Pluchea sericea

 Pluchea sericea (arrow weed) (cachanilla)

Asteraceae



  • La cachanilla se usa para hacer flechas, como alimento y como medicina.
  • Los kumiai usab las ramas flexibles y frondosas para formar paredes o material para techos en casas tradicionales, ramadas, cortavientos, cercas, jaulas pequeñas, trampas y otras estructuras.
  • Según Bean y Saubel, los cahuilla recolectaban las raíces de plantas jóvenes para asar y comer.
  • Jon M. recuerda que sus familiares lo usaban en una infusión y una compresa de las hojas para el ganado, cuando tenían problemas estomacales, infecciones o fiebre. "Etnobotónica kumiai, Micahel Wilken-Robertson."
  • Arrow weed is a tall willow-like shrub with straight, slender branches reaching to 10-12 feet. It occurs along river channels, in palm oases, and other wetland sites throughout the Mojave and Sonoran deserts and particularly abundant along the flood plain of the Colorado River.
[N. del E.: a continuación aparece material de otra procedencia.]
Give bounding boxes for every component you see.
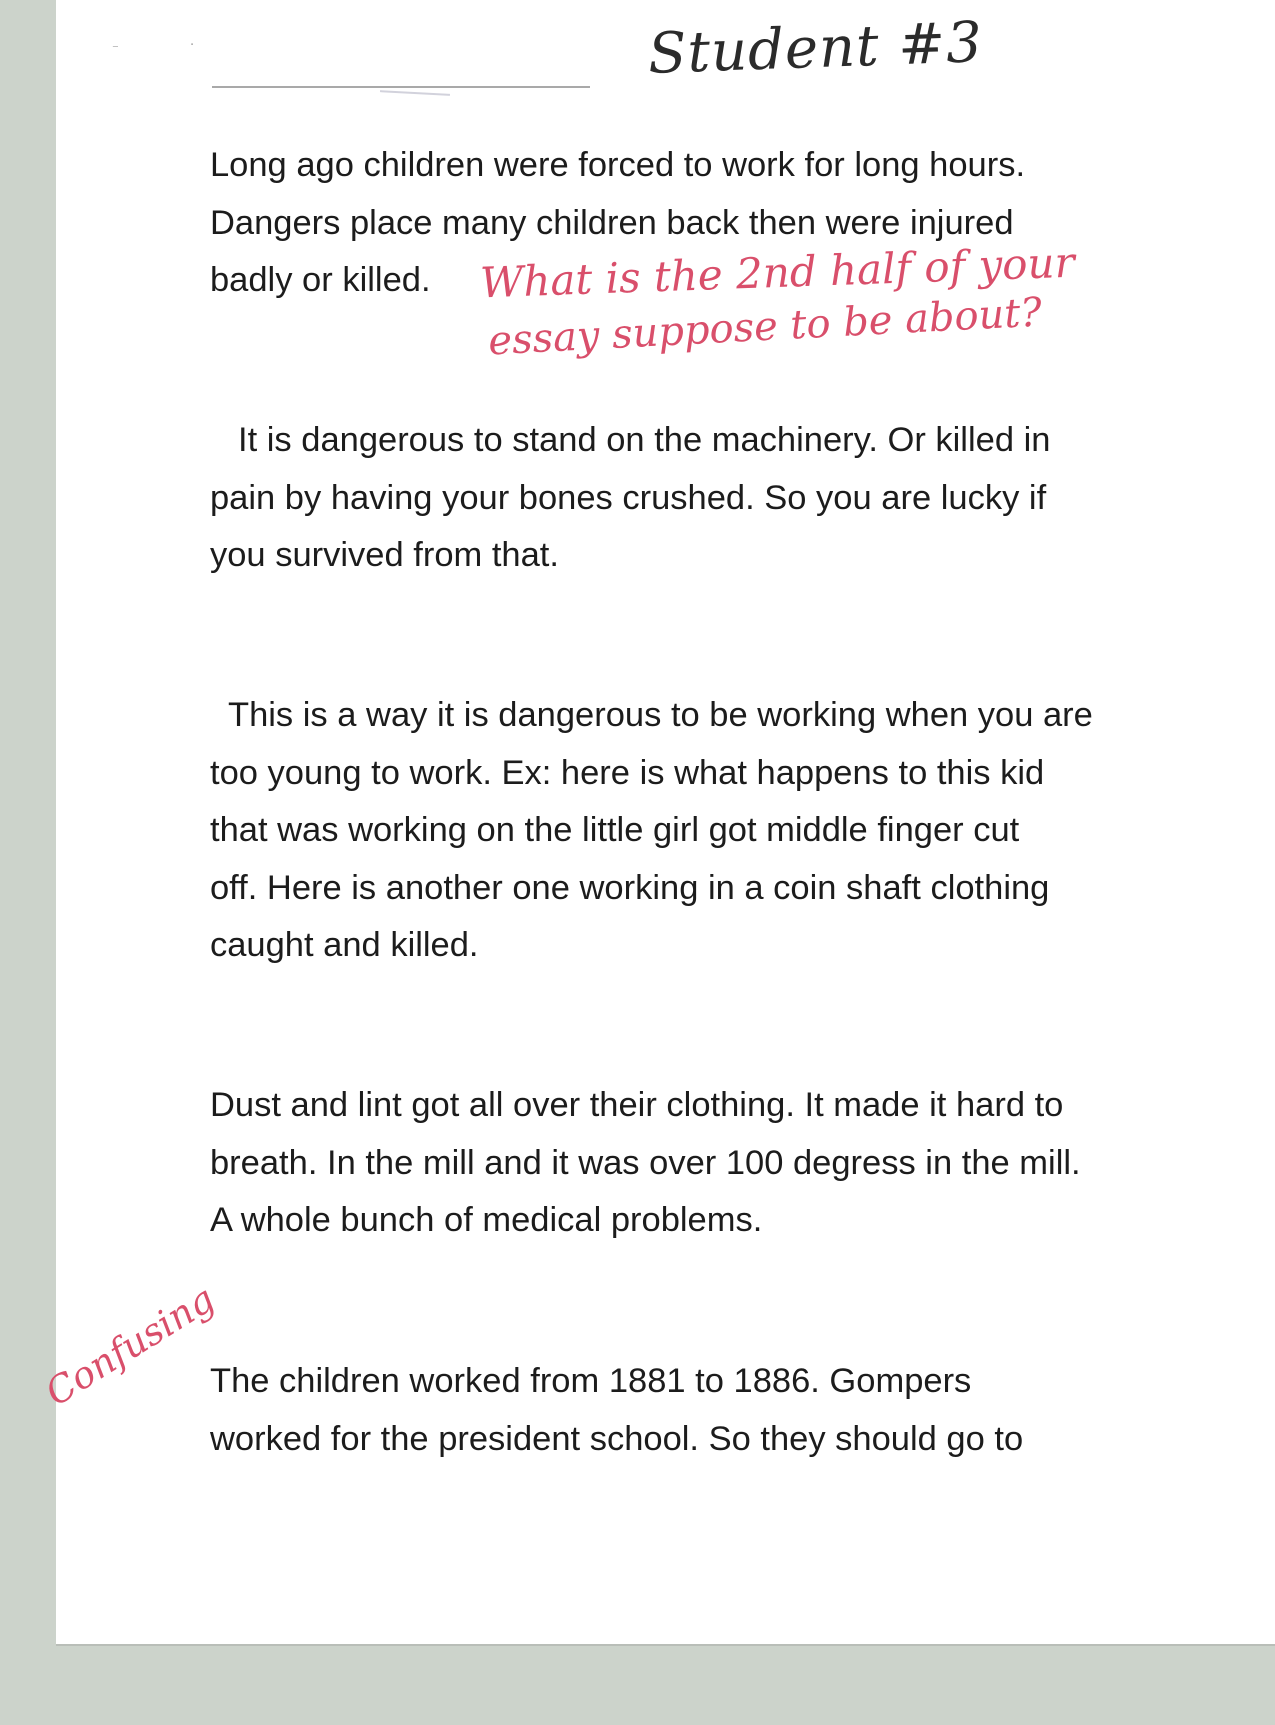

Arrow name comes from Native American use of its stem to make arrow shafts.  "California Desert Plants, Philip W Runder, Robert J Gustafson, Michael E Kauffmann."
  • Willow-like, erect shrub 1-4 m. tall; herbage silvery-silky; leaves linear to lanceolate, entire, acute, sessile, 1-4 cm. long, 3-6 mm. wide, often densely clothing branches; inflorescences of small, compact, corymbose clusters of heads on terminal and on short, lateral branches; heads 10-15 mm. high; phyllaries to 4 mm. high, the outer phyllaries ovate, coriaceous, more or less woolly and glandular, the inner ones narrower, thinner, glabrous; achenes glabrous; pappus bristles of central flowers crinkly and bent at the slightly dilated top, those of marginal flowers neither crinkly nor dilated. Forming dense thickets in river bottoms and wet places: cismontane southern California, to Colorado and Mojave deserts and Inyo County; east to Texas. "A Flora of the Marshes of California. Herbert L. Mason".